Yes, v is a vector field that is null on a timelike surface!

Let's consolidate two points made in the last few posts.

1) Even though a Killing horizon is null, a Killing horizon is not necessarily an event horizon. This is illustrated by the example given by martinbn, and by the example on page 245 of Carroll.

2) If a hypersurface is defined by a vector field being null, the hypersurface itself does not have to be null! This true for the vector field v cooked up by me above, and it is true for Killing vector field $\partial_t$ of Kerr spacetime. The stationary limit for Kerr is defined by $\partial_t$ being null, but this hypersurface is actually timilike! Consequently, the stationary limit is not a Killing horizon. On page 244, Carroll state this:

"In Kerr, the hypersurface on which $\partial_t$ becomes null is actually timelike, so is not a Killing horizon."

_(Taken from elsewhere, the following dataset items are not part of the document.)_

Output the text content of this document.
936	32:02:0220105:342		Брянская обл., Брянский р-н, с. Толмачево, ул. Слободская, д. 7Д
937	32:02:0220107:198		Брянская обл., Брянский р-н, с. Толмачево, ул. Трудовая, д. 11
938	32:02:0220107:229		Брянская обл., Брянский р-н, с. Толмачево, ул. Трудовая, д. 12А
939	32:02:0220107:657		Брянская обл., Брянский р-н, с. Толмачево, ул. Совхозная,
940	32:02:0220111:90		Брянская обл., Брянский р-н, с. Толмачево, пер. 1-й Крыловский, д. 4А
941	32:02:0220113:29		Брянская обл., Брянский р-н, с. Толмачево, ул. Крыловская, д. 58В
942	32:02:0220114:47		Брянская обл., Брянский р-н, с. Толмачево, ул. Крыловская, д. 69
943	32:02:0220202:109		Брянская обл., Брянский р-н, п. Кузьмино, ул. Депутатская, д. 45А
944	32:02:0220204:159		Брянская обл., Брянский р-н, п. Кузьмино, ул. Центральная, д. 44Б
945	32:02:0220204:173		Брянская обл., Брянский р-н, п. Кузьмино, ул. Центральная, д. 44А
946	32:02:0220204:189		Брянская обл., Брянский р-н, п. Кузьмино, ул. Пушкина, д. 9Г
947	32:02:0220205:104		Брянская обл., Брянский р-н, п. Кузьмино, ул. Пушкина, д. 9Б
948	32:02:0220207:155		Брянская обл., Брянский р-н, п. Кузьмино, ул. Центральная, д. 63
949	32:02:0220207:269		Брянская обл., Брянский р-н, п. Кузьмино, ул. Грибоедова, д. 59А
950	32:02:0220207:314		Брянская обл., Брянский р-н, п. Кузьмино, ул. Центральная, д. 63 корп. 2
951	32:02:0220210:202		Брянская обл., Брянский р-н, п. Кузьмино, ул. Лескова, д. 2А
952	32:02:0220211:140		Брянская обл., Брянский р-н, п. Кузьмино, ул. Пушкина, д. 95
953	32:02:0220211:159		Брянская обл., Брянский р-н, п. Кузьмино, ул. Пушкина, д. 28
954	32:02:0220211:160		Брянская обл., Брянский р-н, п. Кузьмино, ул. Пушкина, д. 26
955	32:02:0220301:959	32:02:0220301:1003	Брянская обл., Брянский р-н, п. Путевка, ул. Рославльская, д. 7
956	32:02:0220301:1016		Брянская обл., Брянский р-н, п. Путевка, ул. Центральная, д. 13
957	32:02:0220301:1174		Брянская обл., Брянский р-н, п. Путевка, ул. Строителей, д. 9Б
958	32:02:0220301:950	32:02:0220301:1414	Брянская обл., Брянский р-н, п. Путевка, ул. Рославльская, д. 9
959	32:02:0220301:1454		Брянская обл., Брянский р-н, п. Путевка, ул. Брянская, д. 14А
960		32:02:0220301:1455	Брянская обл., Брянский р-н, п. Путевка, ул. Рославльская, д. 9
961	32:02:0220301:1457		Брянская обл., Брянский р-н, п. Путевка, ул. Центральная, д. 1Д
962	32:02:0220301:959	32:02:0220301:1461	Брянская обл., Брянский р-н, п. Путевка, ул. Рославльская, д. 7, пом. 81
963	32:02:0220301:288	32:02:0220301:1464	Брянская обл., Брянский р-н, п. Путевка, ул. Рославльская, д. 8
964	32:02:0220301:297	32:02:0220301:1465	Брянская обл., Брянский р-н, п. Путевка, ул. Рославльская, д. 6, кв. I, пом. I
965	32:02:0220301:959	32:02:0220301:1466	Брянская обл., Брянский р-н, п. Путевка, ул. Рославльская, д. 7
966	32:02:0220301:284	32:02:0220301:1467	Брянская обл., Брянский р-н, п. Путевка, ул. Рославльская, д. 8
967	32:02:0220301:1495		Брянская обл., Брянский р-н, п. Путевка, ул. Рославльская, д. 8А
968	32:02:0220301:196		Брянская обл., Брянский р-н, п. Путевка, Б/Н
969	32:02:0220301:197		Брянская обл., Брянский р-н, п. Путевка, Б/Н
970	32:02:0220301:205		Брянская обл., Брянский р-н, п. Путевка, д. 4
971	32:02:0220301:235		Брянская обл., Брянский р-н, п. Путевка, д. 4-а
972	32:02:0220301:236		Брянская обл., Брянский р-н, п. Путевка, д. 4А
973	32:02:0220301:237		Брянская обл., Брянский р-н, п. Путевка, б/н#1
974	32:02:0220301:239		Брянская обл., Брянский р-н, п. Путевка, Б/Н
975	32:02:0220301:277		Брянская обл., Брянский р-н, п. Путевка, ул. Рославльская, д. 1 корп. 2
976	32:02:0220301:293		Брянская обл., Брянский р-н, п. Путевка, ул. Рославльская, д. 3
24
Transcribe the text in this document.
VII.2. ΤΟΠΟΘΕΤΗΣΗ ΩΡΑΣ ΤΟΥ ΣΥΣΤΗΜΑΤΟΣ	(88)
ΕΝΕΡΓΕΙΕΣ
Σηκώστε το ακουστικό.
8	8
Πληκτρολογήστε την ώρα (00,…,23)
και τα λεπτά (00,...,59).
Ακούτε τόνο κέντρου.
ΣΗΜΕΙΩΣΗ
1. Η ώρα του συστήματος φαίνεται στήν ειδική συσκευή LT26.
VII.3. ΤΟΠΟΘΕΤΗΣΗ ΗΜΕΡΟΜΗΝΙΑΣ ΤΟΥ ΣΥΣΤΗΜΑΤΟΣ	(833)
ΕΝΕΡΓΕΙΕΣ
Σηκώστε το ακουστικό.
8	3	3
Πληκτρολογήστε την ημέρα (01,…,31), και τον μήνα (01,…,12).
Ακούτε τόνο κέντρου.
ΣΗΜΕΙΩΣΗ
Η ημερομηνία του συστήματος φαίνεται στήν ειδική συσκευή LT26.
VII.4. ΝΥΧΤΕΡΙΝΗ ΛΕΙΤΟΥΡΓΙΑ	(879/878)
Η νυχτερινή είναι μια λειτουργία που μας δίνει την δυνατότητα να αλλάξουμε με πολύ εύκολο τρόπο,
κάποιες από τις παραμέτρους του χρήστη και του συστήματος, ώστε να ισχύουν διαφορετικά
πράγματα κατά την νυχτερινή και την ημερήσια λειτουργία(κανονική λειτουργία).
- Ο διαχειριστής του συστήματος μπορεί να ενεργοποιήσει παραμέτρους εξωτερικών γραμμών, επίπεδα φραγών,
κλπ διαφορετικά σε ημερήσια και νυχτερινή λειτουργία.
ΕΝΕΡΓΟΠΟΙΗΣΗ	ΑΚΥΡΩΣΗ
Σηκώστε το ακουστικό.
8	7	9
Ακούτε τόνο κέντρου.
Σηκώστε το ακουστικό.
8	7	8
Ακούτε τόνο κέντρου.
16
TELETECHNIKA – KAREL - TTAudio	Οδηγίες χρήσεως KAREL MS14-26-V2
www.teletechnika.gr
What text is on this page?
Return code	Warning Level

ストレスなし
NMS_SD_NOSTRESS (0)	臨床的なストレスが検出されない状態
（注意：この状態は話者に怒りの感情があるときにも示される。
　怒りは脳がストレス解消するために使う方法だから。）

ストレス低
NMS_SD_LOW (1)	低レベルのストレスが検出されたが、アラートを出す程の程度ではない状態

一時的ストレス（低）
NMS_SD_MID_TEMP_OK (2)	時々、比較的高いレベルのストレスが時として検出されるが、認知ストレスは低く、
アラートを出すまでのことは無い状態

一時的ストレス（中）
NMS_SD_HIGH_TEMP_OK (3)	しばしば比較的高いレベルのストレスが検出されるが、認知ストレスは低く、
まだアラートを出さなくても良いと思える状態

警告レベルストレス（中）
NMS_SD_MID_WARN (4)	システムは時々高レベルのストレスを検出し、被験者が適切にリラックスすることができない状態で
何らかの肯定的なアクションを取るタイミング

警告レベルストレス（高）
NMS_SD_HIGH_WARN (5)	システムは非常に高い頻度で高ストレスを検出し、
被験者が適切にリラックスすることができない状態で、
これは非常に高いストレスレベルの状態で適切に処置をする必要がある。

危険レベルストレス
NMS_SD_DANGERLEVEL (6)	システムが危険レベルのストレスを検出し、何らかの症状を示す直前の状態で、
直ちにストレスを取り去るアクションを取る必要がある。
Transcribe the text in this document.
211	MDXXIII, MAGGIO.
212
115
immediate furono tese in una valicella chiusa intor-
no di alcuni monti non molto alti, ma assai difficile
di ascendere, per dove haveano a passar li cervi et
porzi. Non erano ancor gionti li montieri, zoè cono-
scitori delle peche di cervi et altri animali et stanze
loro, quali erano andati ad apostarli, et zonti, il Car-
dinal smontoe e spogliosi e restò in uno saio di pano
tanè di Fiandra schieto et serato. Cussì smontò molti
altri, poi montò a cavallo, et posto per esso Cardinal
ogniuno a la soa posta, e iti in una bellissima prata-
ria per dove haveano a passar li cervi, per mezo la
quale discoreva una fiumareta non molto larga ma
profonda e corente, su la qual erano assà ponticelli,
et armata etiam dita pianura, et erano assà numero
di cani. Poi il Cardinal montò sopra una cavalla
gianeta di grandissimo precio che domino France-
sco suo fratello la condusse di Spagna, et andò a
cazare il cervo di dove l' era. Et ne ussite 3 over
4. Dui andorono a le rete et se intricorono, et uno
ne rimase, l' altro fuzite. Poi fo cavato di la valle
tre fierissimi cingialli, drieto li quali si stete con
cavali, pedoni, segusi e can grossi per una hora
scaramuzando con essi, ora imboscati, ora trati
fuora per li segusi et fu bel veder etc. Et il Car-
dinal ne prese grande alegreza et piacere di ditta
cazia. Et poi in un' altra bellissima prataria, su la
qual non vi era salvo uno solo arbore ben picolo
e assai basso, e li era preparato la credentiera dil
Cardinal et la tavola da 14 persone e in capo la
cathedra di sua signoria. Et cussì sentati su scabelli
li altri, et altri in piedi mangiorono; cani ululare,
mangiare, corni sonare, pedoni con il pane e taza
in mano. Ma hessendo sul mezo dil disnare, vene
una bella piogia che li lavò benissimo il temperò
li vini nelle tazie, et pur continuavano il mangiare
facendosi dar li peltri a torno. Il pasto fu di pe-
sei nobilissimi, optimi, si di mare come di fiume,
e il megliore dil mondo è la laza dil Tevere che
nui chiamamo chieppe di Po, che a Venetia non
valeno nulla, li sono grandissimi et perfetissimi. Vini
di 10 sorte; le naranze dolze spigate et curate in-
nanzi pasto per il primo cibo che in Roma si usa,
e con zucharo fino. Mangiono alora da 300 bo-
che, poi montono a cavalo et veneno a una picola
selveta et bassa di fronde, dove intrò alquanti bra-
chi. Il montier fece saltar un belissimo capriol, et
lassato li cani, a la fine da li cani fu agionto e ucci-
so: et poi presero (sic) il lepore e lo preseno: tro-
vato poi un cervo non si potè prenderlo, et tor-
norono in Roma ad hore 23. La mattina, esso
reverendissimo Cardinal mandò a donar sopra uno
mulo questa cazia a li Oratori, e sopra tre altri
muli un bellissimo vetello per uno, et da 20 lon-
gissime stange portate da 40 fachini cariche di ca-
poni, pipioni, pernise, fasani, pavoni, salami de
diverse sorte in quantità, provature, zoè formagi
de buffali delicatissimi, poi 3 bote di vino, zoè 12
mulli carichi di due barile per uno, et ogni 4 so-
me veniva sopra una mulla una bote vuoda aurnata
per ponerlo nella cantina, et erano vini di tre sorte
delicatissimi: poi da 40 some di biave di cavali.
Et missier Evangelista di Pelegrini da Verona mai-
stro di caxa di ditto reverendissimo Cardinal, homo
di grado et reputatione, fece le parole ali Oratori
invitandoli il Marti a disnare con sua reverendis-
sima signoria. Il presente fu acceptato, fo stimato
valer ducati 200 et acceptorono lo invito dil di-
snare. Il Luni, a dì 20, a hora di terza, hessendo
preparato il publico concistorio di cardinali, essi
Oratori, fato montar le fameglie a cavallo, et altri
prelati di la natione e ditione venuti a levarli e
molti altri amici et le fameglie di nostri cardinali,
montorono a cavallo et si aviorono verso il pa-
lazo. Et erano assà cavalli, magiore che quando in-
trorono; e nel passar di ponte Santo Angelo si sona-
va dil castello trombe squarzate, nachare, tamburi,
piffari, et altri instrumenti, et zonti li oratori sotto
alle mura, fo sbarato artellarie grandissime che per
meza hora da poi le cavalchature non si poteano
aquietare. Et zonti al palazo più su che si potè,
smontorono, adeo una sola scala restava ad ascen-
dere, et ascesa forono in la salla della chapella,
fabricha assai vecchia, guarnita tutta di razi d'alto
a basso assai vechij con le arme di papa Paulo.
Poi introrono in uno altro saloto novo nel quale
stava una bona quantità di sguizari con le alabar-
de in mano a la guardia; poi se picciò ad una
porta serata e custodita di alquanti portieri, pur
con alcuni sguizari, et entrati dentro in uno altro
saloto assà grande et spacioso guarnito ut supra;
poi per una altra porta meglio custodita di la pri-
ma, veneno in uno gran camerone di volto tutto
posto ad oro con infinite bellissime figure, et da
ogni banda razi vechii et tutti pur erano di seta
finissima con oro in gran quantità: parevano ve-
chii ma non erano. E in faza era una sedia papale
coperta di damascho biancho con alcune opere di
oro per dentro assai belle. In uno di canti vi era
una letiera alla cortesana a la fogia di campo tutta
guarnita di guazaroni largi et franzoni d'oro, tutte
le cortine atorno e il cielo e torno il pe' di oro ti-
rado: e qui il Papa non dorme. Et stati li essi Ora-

Thank you. Now I know stationary limit surface is not a killing horizon and verified the definition of a killing horizon thanks to you(have learned it doesn't have to be an event horizon). But now I am trying to understand, why is "killing horizon" so important? Beside being an event horizon in some metrics what does it mean geometrically(or physically or intuitively). Or was it killing horizon to mean "once crossed it is impossible to return" thing since beginning and when we move avay from Schwarzschild metric, begin to analyze Kerr metric, these notations have became different and this statement have not been true for event horizon? Did I get it right?